"Moi et François Mitterrand", une pépite hilarante au Théâtre du Rond Point

Par @Culturebox
Mis à jour le 06/12/2016 à 06H30, publié le 15/10/2016 à 11H44
Olivier Broche dans "Moi et Mitterrand" au Théâtre du Rond Point.

Olivier Broche dans "Moi et Mitterrand" au Théâtre du Rond Point.

© Théâtre du Rond Point

Les lettres d'amour de François Mitterrand à Anne Pingeot ont ému, celles d'Hervé Le Tellier au président font rire: "Moi et François Mitterrand" balaye avec humour 30 ans de politique française au Théâtre du Rond-Point. A voir jusqu'au 20 novembre, avant d'autres représentations à la Pépinière l'an prochain.

Hervé écrit comme à un ami au président, qui lui répond

"Je n'en fais pas une affaire d'Etat et n'en tire aucune gloire personnelle, mais à partir de 1983, François Mitterrand et moi avons entretenu une correspondance assidue" écrit l'auteur, membre de l'Oulipo et pilier de l'émission de France Culture "Les papous dans la tête".
 
La pièce, adaptée d'un petit livre publié en mars chez JC Lattès et mise en scène par Benjamin Guillard, s'ouvre comme une conférence dans un bureau quasi présidentiel, avec la photo officielle de François Mitterrand sur le mur du fond. Hervé (interprété par Olivier Broche) écrit au président comme à un ami, partage son chagrin d'amour, la perte de sa chatte Tchoupette, le chômage. "François" répond. Toujours la même lettre formatée, mais où Hervé décèle "pudeur", "affection" dans le "style inimitable de François".

La bande annonce de "Moi et François Mitterrand" réalisée par le théâtre du Rond Point :

 

Jacques, Nicolas puis François

Plus tard, Hervé écrit à Jacques (Chirac), Nicolas (Sarkozy) et François (Hollande), mais jamais il ne retrouvera "le balancement alterné de la phrase, la prosodie presque classique" de l'écriture mitterrandienne...
 
Tout le sel de la pièce tient au contraste entre la triste banalité des missives bureaucratiques et la chaleur de l'expéditeur, persuadé de nouer une amitié singulière avec le chef de l'Etat. "C'est la correspondance d'un homme seul, qui a une foi absolue dans la République. Cette sincérité le rend éminemment sympathique et contraste avec l'hypocrisie de la vie politique", explique Hervé Le Tellier.
 
Le spectateur voit défiler à travers la correspondance fictive toute l'histoire politique depuis 1983, des écoutes pratiquées par François Mitterrand pour protéger sa famille secrète au "Casse-toi pauvre con" de Nicolas Sarkozy.
 
Sur le mur, la valse des portraits est particulièrement hilarante: à un Mitterrand hiératique succède un Chirac un peu moins imposant, suivi d'un miniportrait de Sarkozy et de celui, irrémédiablement de travers, de François Hollande.

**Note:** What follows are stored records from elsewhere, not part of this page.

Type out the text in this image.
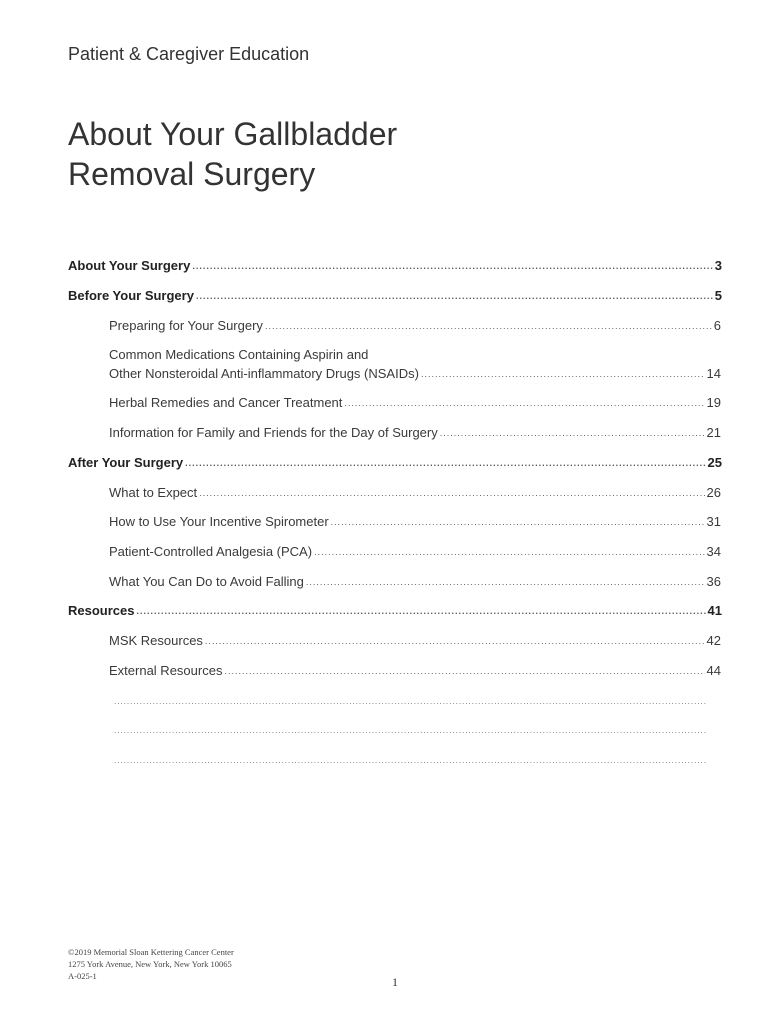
Patient & Caregiver Education
About Your Gallbladder
Removal Surgery
About Your Surgery .....	3
Before Your Surgery .....	5
Preparing for Your Surgery .....	6
Common Medications Containing Aspirin and
Other Nonsteroidal Anti-inflammatory Drugs (NSAIDs) .....	14
Herbal Remedies and Cancer Treatment .....	19
Information for Family and Friends for the Day of Surgery .....	21
After Your Surgery .....	25
What to Expect .....	26
How to Use Your Incentive Spirometer .....	31
Patient-Controlled Analgesia (PCA) .....	34
What You Can Do to Avoid Falling .....	36
Resources .....	41
MSK Resources .....	42
External Resources .....	44
.....
.....
.....
©2019 Memorial Sloan Kettering Cancer Center
1275 York Avenue, New York, New York 10065
A-025-1	1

Un spectateur : "c'est moi qui écrivait les lettres"

Les lettres portent le véritable en-tête de la présidence de la République et empruntent la calligraphie du courrier présidentiel, et de nombreux lecteurs se sont laissés abuser. Mais le texte ("Ne doutez pas, cher Monsieur, que vos remarques recevront toute l'attention qu'elles méritent"...) est parfaitement inventé.
  
"Un jour, alors que la pièce se jouait à Angers, un homme a levé la main et a crié: "C'est moi qui écrivait les lettres", raconte Hervé Le Tellier.  "C'était Michel Hénoq, qui dirigea le service du courrier de l'Elysée de 1983 à 1986 et qui m'a assuré que jamais une réponse aussi standardisée n'aurait été possible".
 
La pièce mise en scène par Benjamin Guillard est jouée jusqu'au 20 novembre au Rond-Point et sera reprise en début d'année pour 60 représentations au Théâtre de la Pépinière.